Regarding the flexibility in our programming, there are a couple of things here. We have to deal with the programs that we have and budgets that we guess at. When we look at a program, like any department, it comes with terms and conditions as set out by Treasury Board. They turn into rules and guidelines, and we basically try to tie what the funding was intended for to how the funding gets spent.
It's probably too detailed for me to get into each our programs, but we clearly evaluated the potential for funding for CCFI against our three main tranches of programs and found that it was not a good fit. In the case of the Atlantic Innovation Fund, other projects that were closer to the criteria were beating CCFI, and when they were measured up against each other, it didn't measure up. In the case of our other programs, for example with our community programs, the money has to be spent in the community that's being affected. We just introduced a new Community Adjustment Fund, but that money has to be spent in the communities being affected.

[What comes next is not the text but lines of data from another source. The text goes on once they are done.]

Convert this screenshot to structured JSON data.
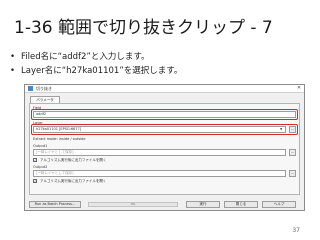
{
  "slide": {
    "title": "1-36  範囲で切り抜きクリップ - 7",
    "bullets": [
      "Filed名に“addf2”と入力します。",
      "Layer名に“h27ka01101”を選択します。"
    ],
    "page_number": "37"
  },
  "dialog": {
    "title": "切り抜き",
    "close_glyph": "✕",
    "tab_label": "パラメータ",
    "fields": {
      "field_label": "Field",
      "field_value": "addf2",
      "layer_label": "Layer",
      "layer_value": "h27ka01101 [EPSG:6677]",
      "option_label": "Extract mode: inside / outside",
      "output1_label": "Output1",
      "output1_placeholder": "[一時レイヤとして保存]",
      "output1_checkbox_label": "アルゴリズム実行後に出力ファイルを開く",
      "output2_label": "Output2",
      "output2_placeholder": "[一時レイヤとして保存]",
      "output2_checkbox_label": "アルゴリズム実行後に出力ファイルを開く",
      "browse_glyph": "…"
    },
    "footer": {
      "batch_button": "Run as Batch Process...",
      "progress_text": "0%",
      "run_button": "実行",
      "close_button": "閉じる",
      "help_button": "ヘルプ"
    }
  },
  "colors": {
    "highlight": "#d3282c",
    "dialog_bg": "#f0f0f0",
    "title_text": "#1a1a1a"
  },
  "icons": {
    "combo_arrow": "chevron-down-icon",
    "checkbox": "check-icon"
  }
}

For the most part, the money spent by the CCFI is spent within the institutions that are in communities like Halifax or St John's.
I'm just scrolling through our programs now in terms of what the issues would be with CCFI and those.
Then there are the other programs, the ones that we use to support businesses, to help them to expand and modernize and that sort of thing. Right now the demand that has been placed on those programs as a result of the general shrinking in credit and that kind of thing has really limited our ability to take money for that purpose and divert it to this purpose.
In terms of whether we have the flexibility, we might have it in the rules, but we don't have the budget or we have other priorities or something like that.